Palestinians are also becoming more and more frustrated as the swelling Palestinian security forces operating in the West Bank are unable to police and protect Palestinians against Israeli settlers. Israel has total security control in areas outside major cities, and towns labeled "Area C." It is in these areas, close to the Israeli-controlled settlements, in which most setter attacks have taken place. As a result, Palestinian police are powerless to act.

The billions of dollars, both local and international, that are pumped into both Israeli and Palestinian military and security have not been able to police or secure the always tense and often violent interactions between Israeli settlers and Palestinian citizens.

The absence of law and legal authority in this arena will be further inflamed if Israeli policymakers officially sanction the use of "administrative" (or extra-judicial) measures, including administrative arrest, to buckle down on Israeli settler violence.

Administrative arrest will likely only stay the increasing number of assaults by settlers against Israeli police and military officers. This may help vulnerable Palestinians if they are assaulted in the presence of Israeli officials, but most of the time attacks against Palestinians go unremarked and even unreported.

Officially - and no one has suggested a change to this process - Palestinians who have been assaulted or whose properties have been damaged by an Israeli settler in the West Bank, must submit a formal complaint to the Israeli police offices in the West Bank. Evaluations of the system of formal complaints, even when they involve the death of a Palestinian, have shown that intentional "omissions" have been customary, ill-treatment of Palestinians by Israeli police is common, and the legal process is totally disrespected.

In their estimation, B'Tselem says Israeli police in the West Bank settlements "are indifferent toward the life, person, and property of Palestinians."

Supra-legal measures like administrative detention, moreover, cannot be more than a temporary measure; removing violent individuals from the public sphere for a few months at a time. Barak has suggested that violent settlers be banned from entering the West Bank entirely if the illegal behavior keeps up.

While talk on how to treat violent settlers seems to be eerily echoing Israeli policies on the treatment of Palestinians - removing individuals from their homes, superseding the justice system in the interest of "public security," curtailing freedom of movement - the non-existent system of security for all of the residents of the West Bank is not equalizing.

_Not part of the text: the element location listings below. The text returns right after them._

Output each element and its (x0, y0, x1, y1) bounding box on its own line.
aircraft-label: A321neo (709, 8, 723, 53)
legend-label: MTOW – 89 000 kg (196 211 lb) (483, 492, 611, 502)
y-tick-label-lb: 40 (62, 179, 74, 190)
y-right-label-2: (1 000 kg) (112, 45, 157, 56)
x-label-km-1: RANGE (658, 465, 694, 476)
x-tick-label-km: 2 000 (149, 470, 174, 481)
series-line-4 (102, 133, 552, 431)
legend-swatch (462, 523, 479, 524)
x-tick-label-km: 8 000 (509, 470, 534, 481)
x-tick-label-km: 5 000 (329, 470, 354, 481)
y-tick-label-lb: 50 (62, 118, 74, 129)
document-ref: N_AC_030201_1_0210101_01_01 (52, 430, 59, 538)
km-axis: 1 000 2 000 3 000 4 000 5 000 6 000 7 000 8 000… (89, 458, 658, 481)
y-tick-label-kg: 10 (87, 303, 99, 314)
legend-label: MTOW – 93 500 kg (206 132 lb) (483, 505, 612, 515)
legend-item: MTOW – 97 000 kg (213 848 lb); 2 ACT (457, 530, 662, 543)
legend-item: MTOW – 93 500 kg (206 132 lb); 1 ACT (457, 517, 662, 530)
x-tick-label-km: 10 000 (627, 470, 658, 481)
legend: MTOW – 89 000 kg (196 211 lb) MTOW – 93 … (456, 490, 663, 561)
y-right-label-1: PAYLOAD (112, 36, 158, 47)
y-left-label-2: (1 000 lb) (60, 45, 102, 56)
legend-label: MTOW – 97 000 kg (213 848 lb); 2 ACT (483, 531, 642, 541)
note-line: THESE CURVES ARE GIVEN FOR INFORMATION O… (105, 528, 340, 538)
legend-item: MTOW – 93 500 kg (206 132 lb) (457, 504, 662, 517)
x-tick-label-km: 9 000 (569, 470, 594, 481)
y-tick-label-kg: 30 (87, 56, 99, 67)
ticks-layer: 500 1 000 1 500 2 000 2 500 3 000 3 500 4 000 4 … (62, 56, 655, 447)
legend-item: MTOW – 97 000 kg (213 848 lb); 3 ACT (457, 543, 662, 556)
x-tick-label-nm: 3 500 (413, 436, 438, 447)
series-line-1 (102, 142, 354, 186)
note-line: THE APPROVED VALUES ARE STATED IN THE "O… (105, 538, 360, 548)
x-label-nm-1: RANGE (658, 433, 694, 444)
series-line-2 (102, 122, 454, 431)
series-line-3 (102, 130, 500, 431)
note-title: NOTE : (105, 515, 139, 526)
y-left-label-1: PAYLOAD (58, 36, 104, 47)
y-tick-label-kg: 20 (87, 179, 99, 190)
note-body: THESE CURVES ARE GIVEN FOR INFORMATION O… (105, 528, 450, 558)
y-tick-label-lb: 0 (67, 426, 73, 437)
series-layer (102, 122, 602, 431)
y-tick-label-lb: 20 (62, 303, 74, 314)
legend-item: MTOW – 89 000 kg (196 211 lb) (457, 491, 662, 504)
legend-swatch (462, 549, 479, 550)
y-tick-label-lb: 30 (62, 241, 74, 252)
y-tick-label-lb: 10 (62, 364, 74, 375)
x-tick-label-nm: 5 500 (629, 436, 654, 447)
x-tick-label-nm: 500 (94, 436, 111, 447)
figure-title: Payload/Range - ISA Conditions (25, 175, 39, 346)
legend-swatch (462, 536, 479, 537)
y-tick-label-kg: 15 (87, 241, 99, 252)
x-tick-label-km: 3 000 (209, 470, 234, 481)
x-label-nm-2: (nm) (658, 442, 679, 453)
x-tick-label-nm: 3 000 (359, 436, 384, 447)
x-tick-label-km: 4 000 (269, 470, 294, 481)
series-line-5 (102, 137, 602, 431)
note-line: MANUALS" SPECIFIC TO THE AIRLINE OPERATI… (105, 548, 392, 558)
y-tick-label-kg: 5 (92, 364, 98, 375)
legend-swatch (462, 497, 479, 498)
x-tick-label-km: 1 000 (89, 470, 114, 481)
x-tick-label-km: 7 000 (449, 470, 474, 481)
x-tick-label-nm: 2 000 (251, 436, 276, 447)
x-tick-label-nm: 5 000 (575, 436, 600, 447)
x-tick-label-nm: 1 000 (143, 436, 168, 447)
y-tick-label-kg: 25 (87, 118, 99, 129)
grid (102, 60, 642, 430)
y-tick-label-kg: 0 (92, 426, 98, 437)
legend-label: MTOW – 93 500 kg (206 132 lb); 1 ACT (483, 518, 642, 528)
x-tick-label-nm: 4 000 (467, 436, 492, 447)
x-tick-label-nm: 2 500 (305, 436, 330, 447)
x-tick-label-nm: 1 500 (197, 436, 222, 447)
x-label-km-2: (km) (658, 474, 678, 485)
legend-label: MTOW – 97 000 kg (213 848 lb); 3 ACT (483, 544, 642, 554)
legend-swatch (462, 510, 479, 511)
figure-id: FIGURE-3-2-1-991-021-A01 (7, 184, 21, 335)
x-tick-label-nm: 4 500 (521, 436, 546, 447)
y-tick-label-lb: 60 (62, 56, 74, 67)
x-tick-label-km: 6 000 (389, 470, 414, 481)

The EU released a statement Friday saying that it "once again condemns in the strongest possible terms" the recent settler violence in the West Bank, and countless other countries have expressed similar reservations and even condemnations over continued settlement construction across the West Bank.

All parties recognize that the settlements and settlers will play a key role in peace negotiations with Palestinians. The wave of violence, however, has not focused on a solution for any "final status" for the settlers, but rather on the nature of the settlers themselves, or rather a few specific settler groups.

Israeli court justices, members of the Knesset and peace activists alike have called violent settlers "hooligans," "extremists," "anarchists" and "destabilizers of the state." Knesset Member Haim Ramon was quoted as saying "Several hundred unruly Jewish hooligans are running amuck in the Territories, beating IDF officers, breaking bones, and trying to assassinate Professor (Ze'ev) Sternhell. And the government stands before them trembling and helpless, and all the law enforcement agencies explain why nothing can be done against them. I am convinced that if these were Palestinians, they would all be behind bars by now."

By focusing on violent individuals rather than on the systematically flawed policing and justice system in the settlements in West Bank, the issue of the settlements and Palestinian autonomy is, yet again, shuffled to the sidelines.